Abstract

The Henties Bay Outjo dyke swarm (HOD) in NW Namibia is part of the early Cretaceous Paraná-Etendeka Large Igneous Province. The dykes are dominantly doleritic, compositionally equivalent to the erupted lava series and thus the HOD provides a look at the feeder systems of a flood basalt province. The subvertical dykes mostly strike NE-SW and minor NW-SE, parallel or perpendicular to the Damara Belt in which they intruded. We present a magnetic fabric study using the anisotropies of low-field magnetic susceptibility (AMS) and of anhysteretic remanent magnetization (AARM) with the aim to derive magma flow directions and better constrain emplacement mechanisms within the dyke swarm.Magnetic susceptibility and its anisotropy in the dykes is mainly controlled by distribution anisotropy of titanomagnetite that mimics the flow-oriented silicate fabric. The anisotropy is low in most samples, supporting a magmatic origin. In 66 of 110 investigated samples the AMS fabric is “normal”, with the κmax axis (inferred flow orientation) within the dyke plane. Most samples yielded vertical to subvertical flow orientations regardless of location near or distant from the former rifted margin. The “anomalous” magnetic fabrics, where κmax is inclined to the dyke plane, are attributed to two mechanisms.
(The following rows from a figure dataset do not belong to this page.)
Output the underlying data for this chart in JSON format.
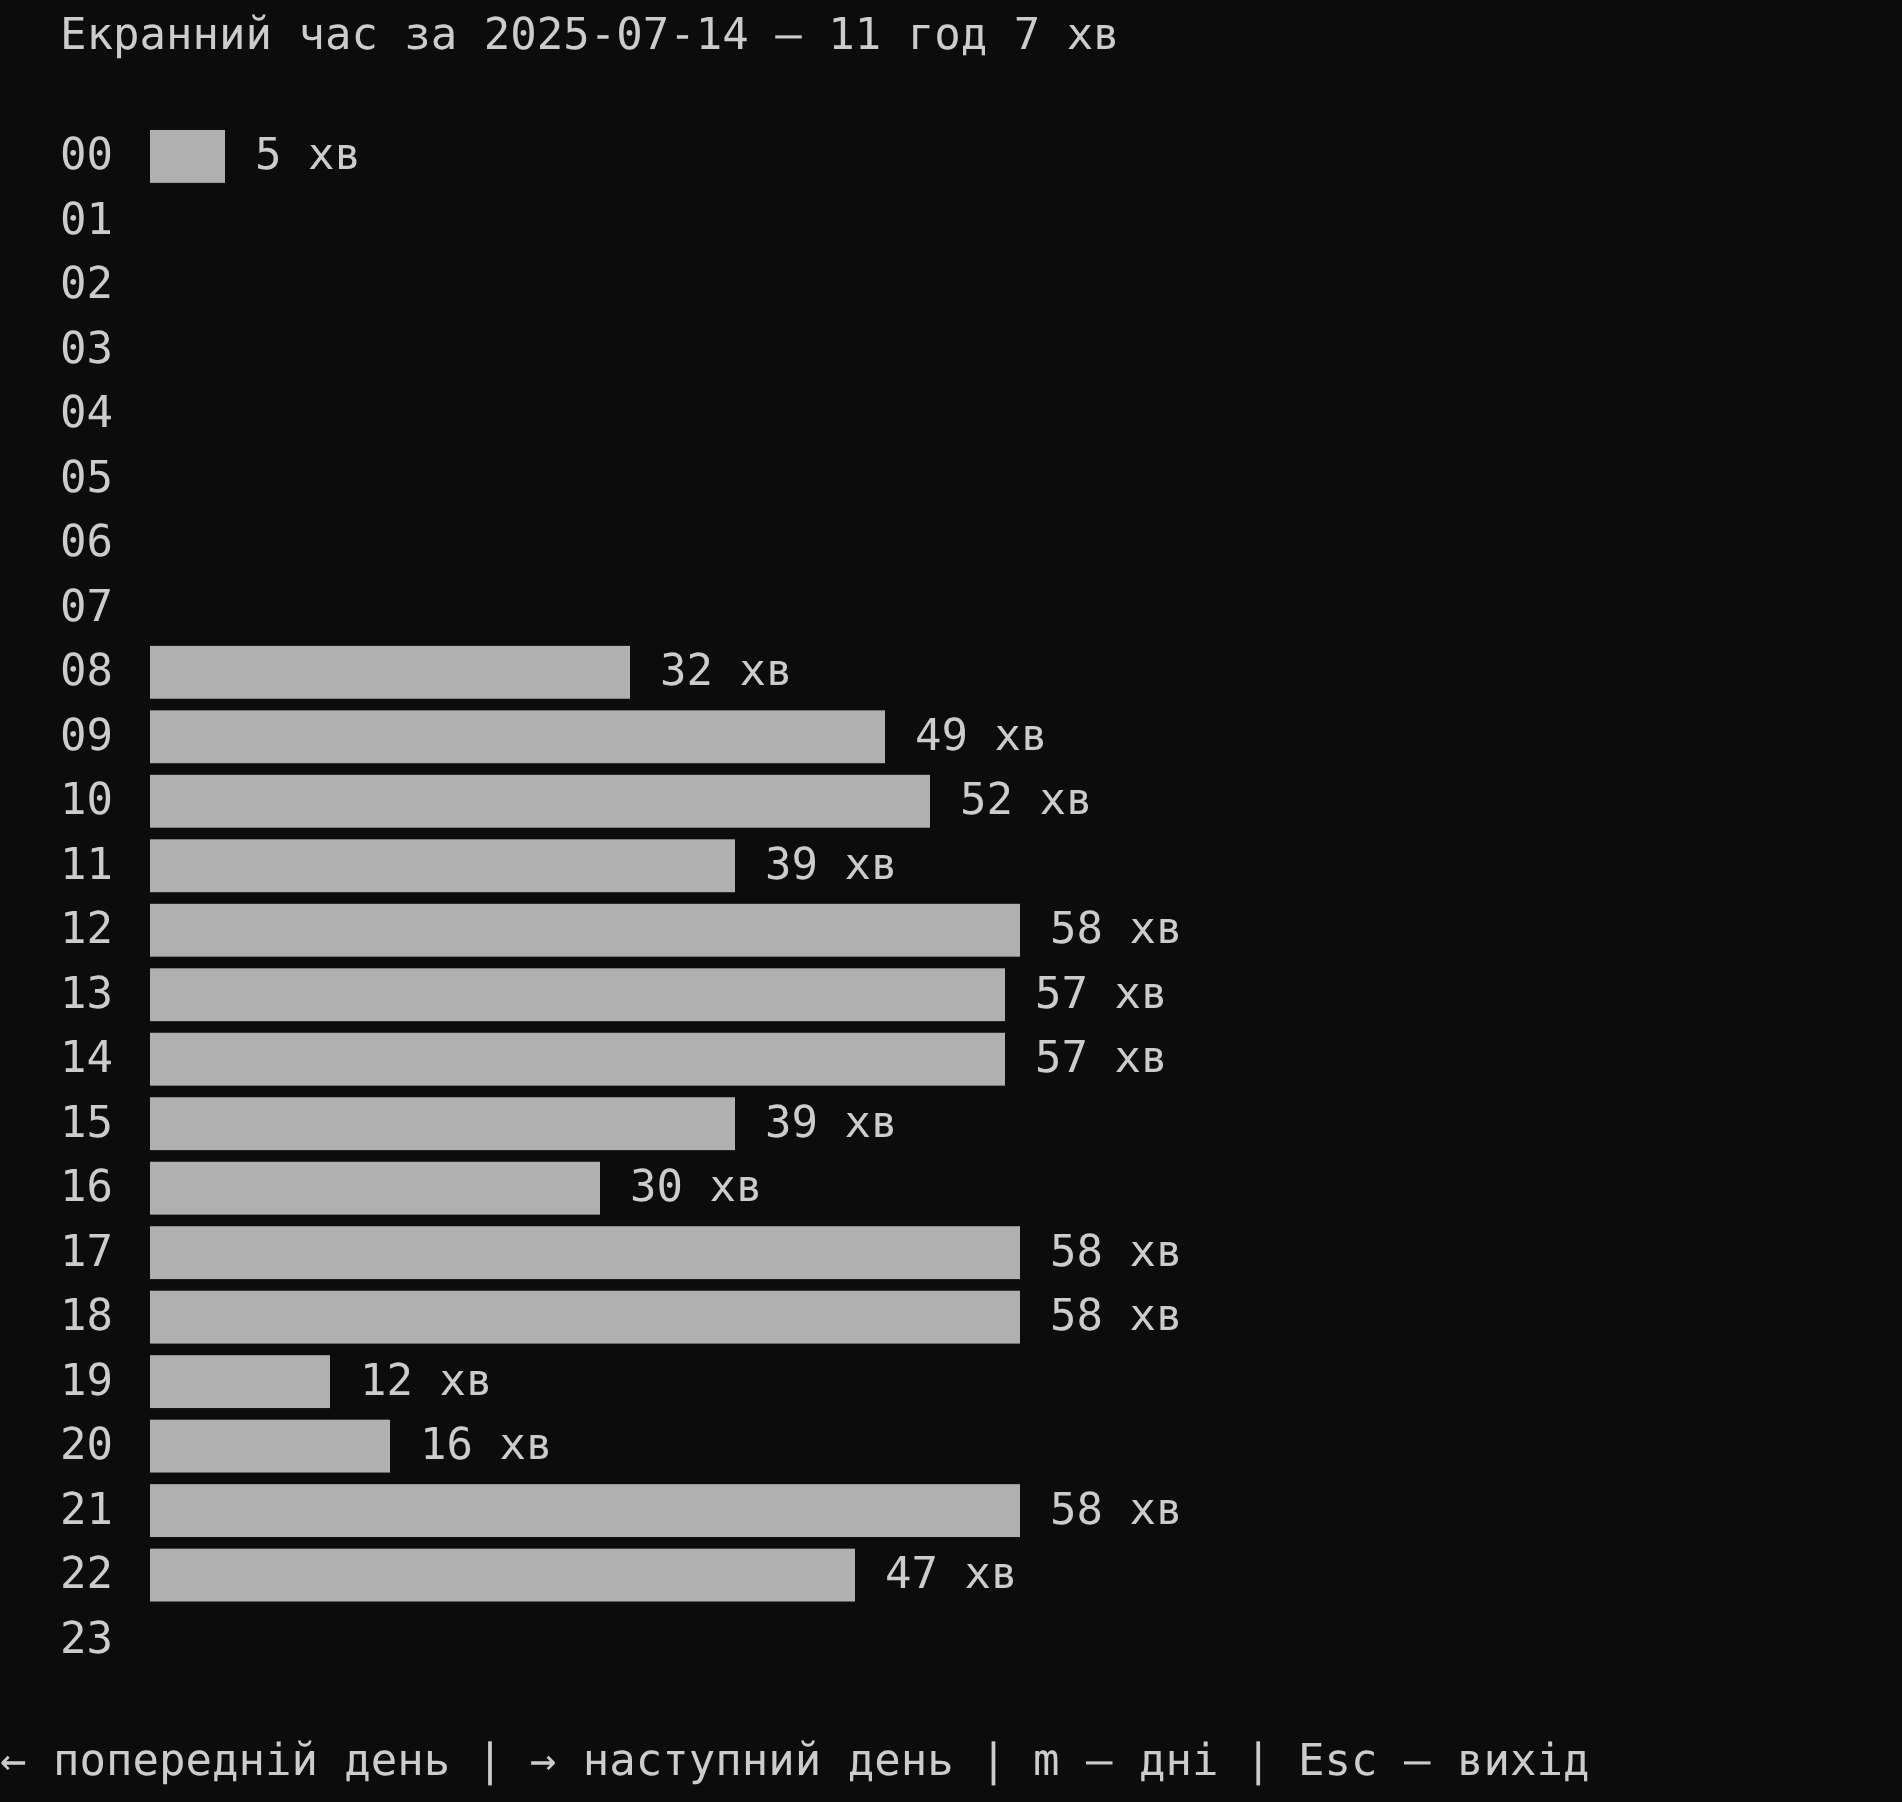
{
  "chart_data": {
    "type": "bar",
    "orientation": "horizontal",
    "title": "Екранний час за 2025-07-14 — 11 год 7 хв",
    "categories": [
      "00",
      "01",
      "02",
      "03",
      "04",
      "05",
      "06",
      "07",
      "08",
      "09",
      "10",
      "11",
      "12",
      "13",
      "14",
      "15",
      "16",
      "17",
      "18",
      "19",
      "20",
      "21",
      "22",
      "23"
    ],
    "values": [
      5,
      null,
      null,
      null,
      null,
      null,
      null,
      null,
      32,
      49,
      52,
      39,
      58,
      57,
      57,
      39,
      30,
      58,
      58,
      12,
      16,
      58,
      47,
      null
    ],
    "value_labels": [
      "5 хв",
      null,
      null,
      null,
      null,
      null,
      null,
      null,
      "32 хв",
      "49 хв",
      "52 хв",
      "39 хв",
      "58 хв",
      "57 хв",
      "57 хв",
      "39 хв",
      "30 хв",
      "58 хв",
      "58 хв",
      "12 хв",
      "16 хв",
      "58 хв",
      "47 хв",
      null
    ],
    "color": "#b0b0b0",
    "annotations": [
      "← попередній день | → наступний день | m — дні | Esc — вихід"
    ]
  }
}
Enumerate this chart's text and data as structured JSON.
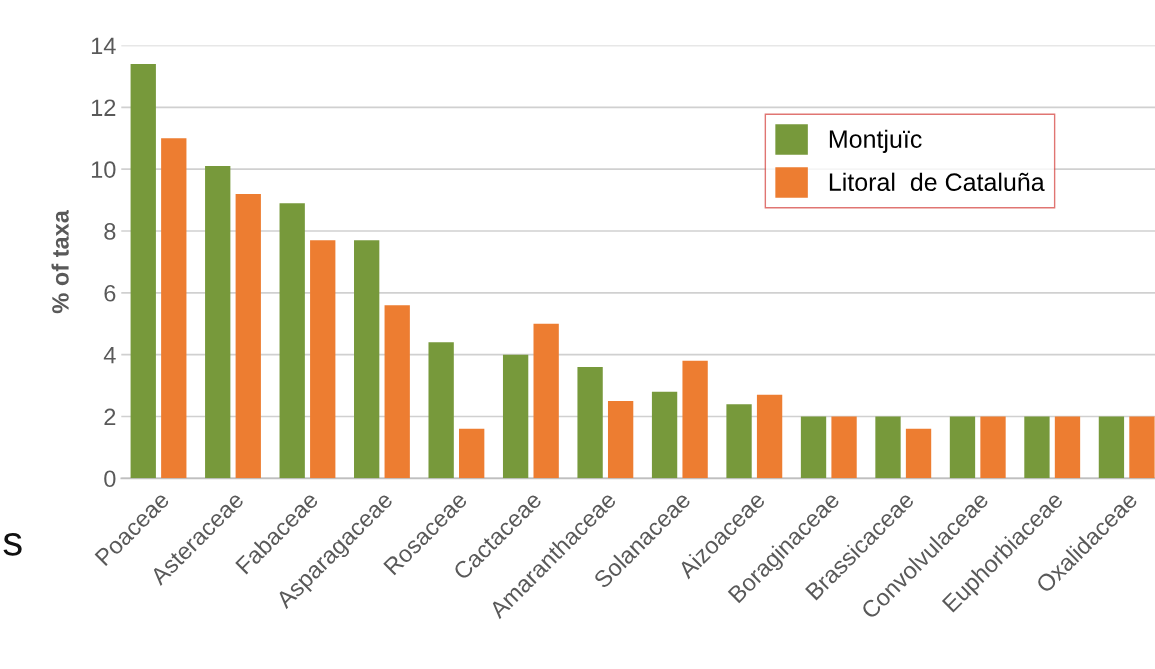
{
  "chart_data": {
    "type": "bar",
    "ylabel": "% of taxa",
    "categories": [
      "Poaceae",
      "Asteraceae",
      "Fabaceae",
      "Asparagaceae",
      "Rosaceae",
      "Cactaceae",
      "Amaranthaceae",
      "Solanaceae",
      "Aizoaceae",
      "Boraginaceae",
      "Brassicaceae",
      "Convolvulaceae",
      "Euphorbiaceae",
      "Oxalidaceae"
    ],
    "series": [
      {
        "name": "Montjuïc",
        "color": "#77993b",
        "values": [
          13.4,
          10.1,
          8.9,
          7.7,
          4.4,
          4.0,
          3.6,
          2.8,
          2.4,
          2.0,
          2.0,
          2.0,
          2.0,
          2.0
        ]
      },
      {
        "name": "Litoral  de Cataluña",
        "color": "#ed7d31",
        "values": [
          11.0,
          9.2,
          7.7,
          5.6,
          1.6,
          5.0,
          2.5,
          3.8,
          2.7,
          2.0,
          1.6,
          2.0,
          2.0,
          2.0
        ]
      }
    ],
    "ylim": [
      0,
      14
    ],
    "yticks": [
      0,
      2,
      4,
      6,
      8,
      10,
      12,
      14
    ],
    "grid": "y",
    "legend": "top right",
    "annotations": [
      "s"
    ]
  }
}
One is the single-domain effect of titanomagnetite, which was found by unequal orientations of AMS and AARM fabrics.The other case anomalous fabric is rotation of the AMS axes by shear within the magma, producing symmetric imbrication of AMS fabric on opposite dyke walls; or more commonly, asymmetric magnetic fabrics, which we relate to tectonic shear at the dyke walls during emplacement. Field support for syn-emplacement shear is given by dyke segmentation geometries including locally curved segment tips, en-echelon arrangements and left/right-stepping displacements. Regionally, syn-emplacement shear is consistent with the observed reactivation during Gondwana breakup of transcrustal shear zones in the Damara mobile belt.